Erickson ’65, is Stanford Athletics’ associate director of facilities, operations and events. He oversees security at Stanford Stadium and Sunken Diamond, and is on high alert for the Cal game, paying particular attention to protection of the Axe, the trophy awarded to the winning team since 1899.
This marks the 40-year anniversary of last Axe theft, staged by two Stanford students and an accomplice, otherwise known as “The Infamous Three.” Their daring theft caught the Cal Rally Committee off guard, something Erickson and the Stanford Axe Committee don’t want to see repeated.
“If our security procedures are correct, it won’t happen,” Erickson said this week.

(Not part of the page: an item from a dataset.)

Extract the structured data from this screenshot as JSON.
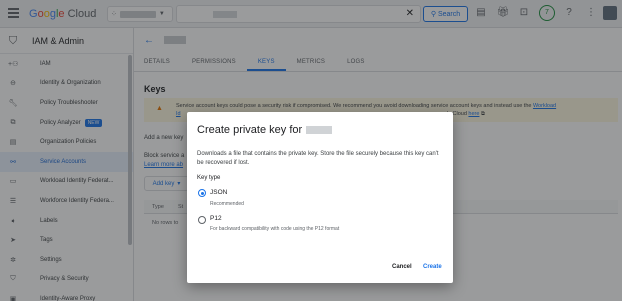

The Axe is normally stored and displayed in a vault-like case in the Arrillaga Family Sports Center. But last week, Erickson removed it – partly to guard it from harm’s way, but also so it can be brought to various Big Game rallies and functions this week.
“The Axe Committee is entrusted with its safekeeping,” Erickson said. “They do it well and are very serious about it.”
According to Erickson, since 1973, at least three attempts have been made by Cal students to steal the 75-pound Axe from Stanford, none successfully. All occurred when it was housed in its former home at the Tresidder Student Union.
“I am aware of two or three forays in the 70s,” said Erickson. “Twice, people used sledge hammers to break the glass, and another tripped the alarm wire.”
In the latter attempt, the perpetrator was caught and taken to jail. Initially, he was charged with a felony for burglary and the Axe was subpoenaed for the court hearing. The charge was later reduced to a misdemeanor.
After several meetings, it was determined the Axe was vulnerable at Tresidder, and it was moved to its current home in the Arrillaga Family Sports Center. Erickson helped design the new vault and security system at a significant financial expense.
“Fortunately, we’ve had no attempts,” he said. “It’s a real change from the good old days. Any attempt to steal it now would result in a felony.”
Erickson has done it all on The Farm. After earning a bachelor’s degree in statistics, he secured his master’s in business administration from San Jose State. In 1971, Erickson went to work in Stanford’s Office of Sponsored Research, then moved to the Department of Medicine, serving as business manager until 1984. He became the university’s bursar, overseeing student financial services, and also worked as a student advisor, until his retirement in 2002. Two days later, he volunteered to work in the athletic department.
“I was bored,” said Erickson.
Erickson meets with every new Axe Committee chairman to explain the responsibility that comes with the job.
“What I tell them is you never want to be one of the people who had the Axe stolen from your hands,” he said.
Which is why whenever the Axe is transported or shown in public, it is almost always chained to the waist of one or two Axe Committee members.
“A hit and grab just doesn’t work,” said Erickson.
The rally committees of both schools live in fear that the Axe will be missing on Big Game day.
When the Axe does change hands, both sides huddle with no-nonsense looks in a predetermined place to make the hand-off.
Erickson still chuckles when he recalls a Big Game at Stanford.
“Cal is killing us and they’re getting ready to make the exchange near the locker room,” he said. “The Cal Rally Committee chairman counts down 3-2-1 with one hand on the Axe and grabs it about chest level and tries to lift it. He had no idea how heavy it was.”
Instead of holding the Axe above his head to show it off, he was lucky to hang on and almost went down in a heap.
When the Axe was stolen in 1973, it was hidden under the bed of one of the Stanford student’s Hungarian grandmother’s house in Palo Alto. Erickson said the Axe will have several temporary homes this week.
“It is in a safe place,” said Erickson. “Not under my bed. Not that it hasn’t happened.”